Nasza Loteria SR - pasek na kartach artykułów

Pomorski od 5 lat walczy o dzieci

Marcin Pacyno
Wojciech Pomorski 25 sierpnia w austriackim sądzie będzie walczył o prawo spotkania ze swoimi córkami
Wojciech Pomorski 25 sierpnia w austriackim sądzie będzie walczył o prawo spotkania ze swoimi córkami Marcin Pacyno
Wojciech Pomorski od 2003 roku walczy o swoje dwie córeczki. Stracił z nimi kontakt po rozwodzie z żoną Niemką. Jugendamt, niemiecka organizacja do spraw dzieci, uniemożliwia mu kontakty z dziewczynkami. Jednym z powodów było to, że chciał z dziewczynkami rozmawiać po polsku.

Pomorski w niemieckich sądach przegrywał, i aby stworzyć precedens, wystąpił do polskiego sądu o wydanie polskich paszportów córkom. Jego wniosek odrzucił najpierw Sąd Rejonowy w Bytowie, a teraz także Sąd Okręgowy w Słupsku.

- Zaocznie zapadła decyzja, że tą sprawą powinien się zająć sąd w Austrii, bo w tym kraju ukrywa się teraz moja była żona z córkami - mówi rozżalony Pomorski. - Nie zgadzam się z tym i składam odwołanie. Z tych decyzji wynika, że polski sąd nie chce walczyć o swoich obywateli i pozostawia ich samym sobie. Moje córeczki przecież wciąż są zameldowane w Bytowie.

25 sierpnia jedzie do Wiednia na rozprawę dotyczącą możliwości spotkań z dziewczynkami.
- Nie widziałem ich już dwa lata, od czasu, gdy moja była żona zniknęła z nimi w Austrii. Cały czas staram się chociaż o ustalenie miejsca po-bytu moich dzieci. Niestety, nie udało się - mówi ze łzami w oczach Pomorski, który już otrzymał zeznania córek dołączone do akt tej sprawy.

Można w nich przeczytać, że dzieci, które od pięciu lat nie mają kontaktu z ojcem, mówią, że go nie pamiętają. Sędzia, który osobiście przesłuchiwał 11-letnią Apolonię i 9-letnią Iwonkę, pytał także o relacje rodzinne. Dziewczynki miały powiedzieć, że tata je bił i boją się go.

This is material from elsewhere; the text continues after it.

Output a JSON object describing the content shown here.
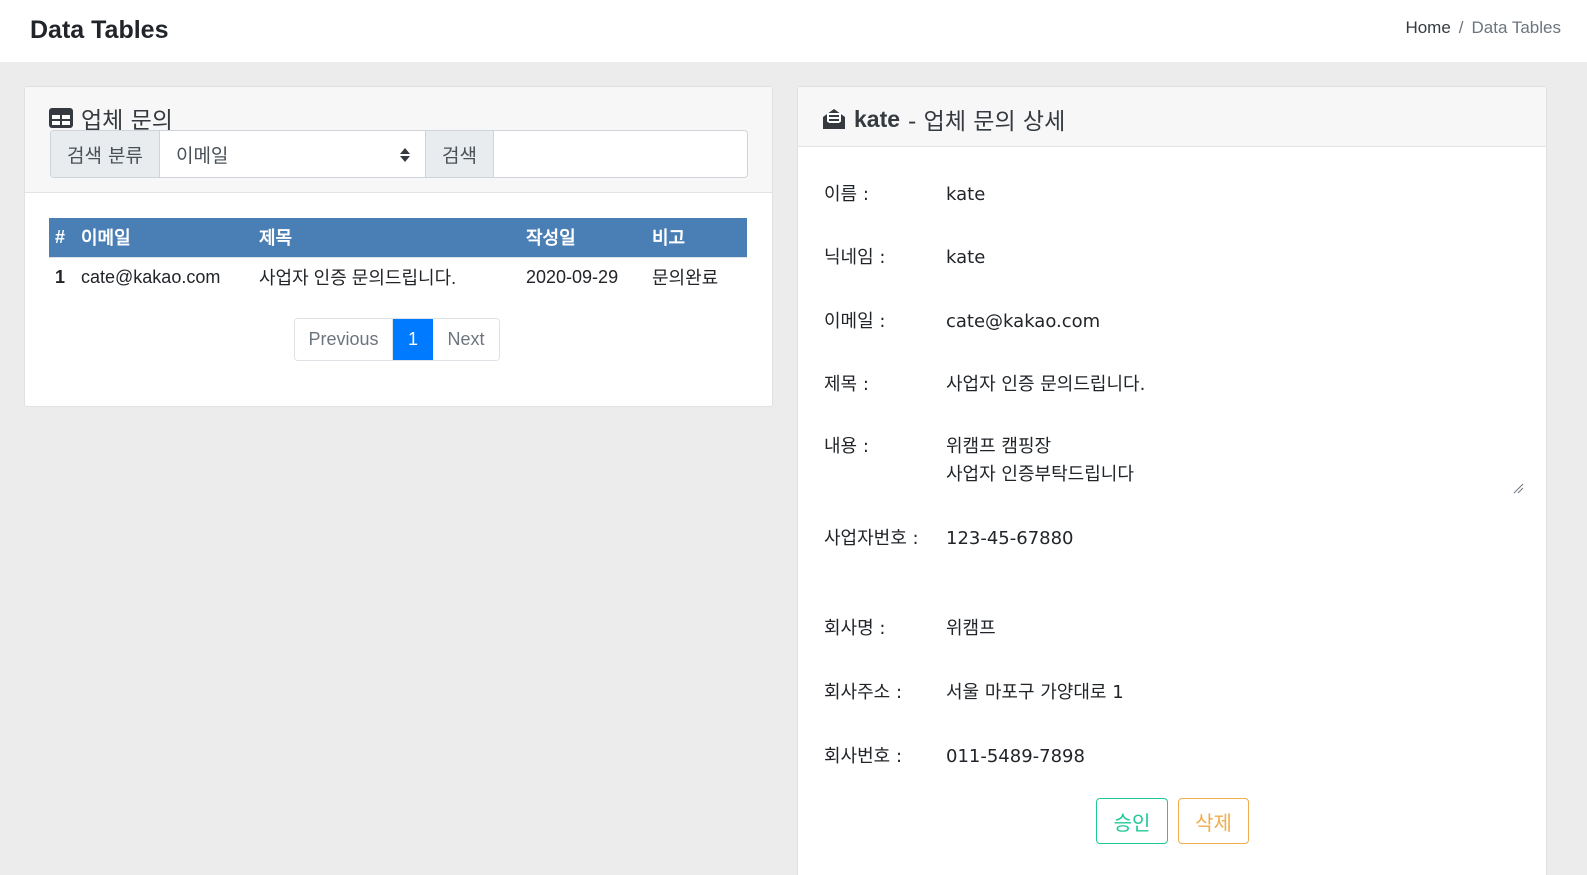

- To wszystko wierutne bzdury. Miały też powiedzieć, że nie próbowałem się z nimi skontaktować - podkreśla oburzony, pokazując plik listów, które z powodu nieodebrania zostały odesłane do Bytowa. - To dowód, że dzieci są po prostu nastawione przeciwko mnie. To robota Jugendamtu.
W sądzie w Austrii będą go wspierać członkowie rodziny z Bytowa.
- My też jesteśmy dyskryminowani, bo niemieccy dziadkowie kontakt z wnukami mają - mówi ocierając łzy Wacław Pomorski, dziadek dziewczynek.

- Kiedyś miałem chwile zwątpienia, ale teraz już wiem, że się nie poddam. Poruszę niebo i ziemię, aby odzyskać swoje córeczki - zapewnia Wojciech Pomorski.

Nie tylko jeden Pomorski

Życie W. Pomorskiego przerodziło się w walkę Polaka z niemieckim systemem. Założył Polskie Stowarzyszenie Rodzice przeciw Dyskryminacji Dzieci w Niemczech.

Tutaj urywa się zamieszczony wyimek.